The book is well paced with the coverage finely balanced between the three characters. There is no central hero or heroine - it's a very egalitarian piece. Each has their needs, their dreams and their demons, yet each is a realistic 'warts and all' person who is sometimes hard to love or respect and yet they still get under the skin of the reader. I was left wanting a follow up, another chapter in the lives of the Murphys to take me a few years further into their lives. I don't think you can ask for a better indication of how much I came to care about these three damaged young people.
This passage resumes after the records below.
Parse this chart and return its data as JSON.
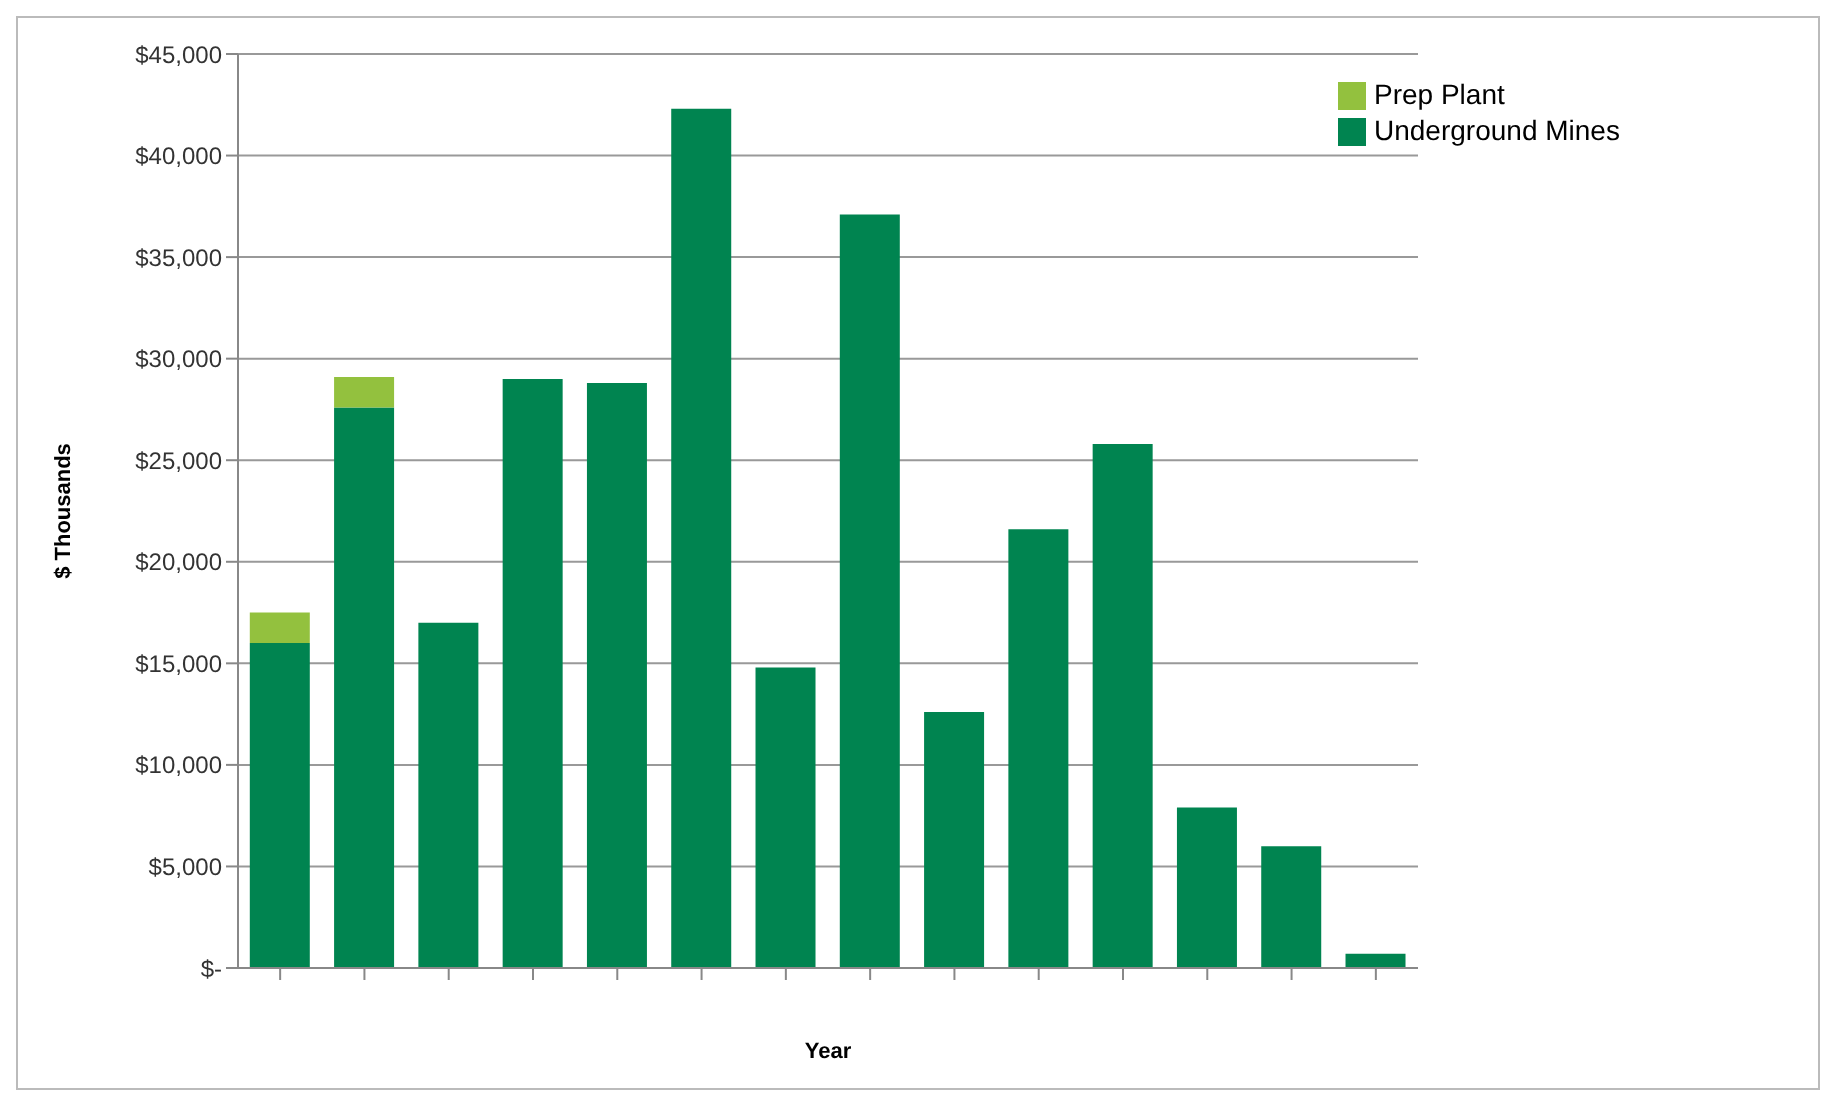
{
  "chart_data": {
    "type": "bar",
    "stacked": true,
    "xlabel": "Year",
    "ylabel": "$ Thousands",
    "categories": [
      null,
      null,
      null,
      null,
      null,
      null,
      null,
      null,
      null,
      null,
      null,
      null,
      null,
      null
    ],
    "series": [
      {
        "name": "Underground Mines",
        "color": "#008450",
        "values": [
          16000,
          27600,
          17000,
          29000,
          28800,
          42300,
          14800,
          37100,
          12600,
          21600,
          25800,
          7900,
          6000,
          700
        ]
      },
      {
        "name": "Prep Plant",
        "color": "#93c13e",
        "values": [
          1500,
          1500,
          null,
          null,
          null,
          null,
          null,
          null,
          null,
          null,
          null,
          null,
          null,
          null
        ]
      }
    ],
    "ylim": [
      0,
      45000
    ],
    "yticks": [
      {
        "value": 0,
        "label": "$-"
      },
      {
        "value": 5000,
        "label": "$5,000"
      },
      {
        "value": 10000,
        "label": "$10,000"
      },
      {
        "value": 15000,
        "label": "$15,000"
      },
      {
        "value": 20000,
        "label": "$20,000"
      },
      {
        "value": 25000,
        "label": "$25,000"
      },
      {
        "value": 30000,
        "label": "$30,000"
      },
      {
        "value": 35000,
        "label": "$35,000"
      },
      {
        "value": 40000,
        "label": "$40,000"
      },
      {
        "value": 45000,
        "label": "$45,000"
      }
    ],
    "grid": "y",
    "legend": "top right"
  }
}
Roopa Farooki was born in Lahore, Pakistan, moved to London at the age of 7 months and was brought up in the UK. She reveals at the end of the book that Lila's description of living with eczema in the book is based on her own personal experience. She's also an ambassador for the relationship counselling service Relate so she must be a bit of an expert on family breakdown and mediation. Both aspects of her life add colour to her writing.
Farooki's first book - Bitter Sweets - was one of the most compelling page-turners I've ever read which wove together Asia and the UK in a complex family saga of deception and loyalty. I missed her second book - Corner Shop - but grabbed the third 'The Way Things Look to Me' as soon as it popped up on my Amazon suggestions list. The Times newspaper voted it one of their top 50 paperbacks of 2009 and it has been long listed for the 2010 Orange Prize. From my perspective, she's definitely an author well worth hunting down. If you want the 'immigrant experience' novel, try Bitter Sweets, or if that doesn't interest you, then The Way Things Look to Me, might be a better choice.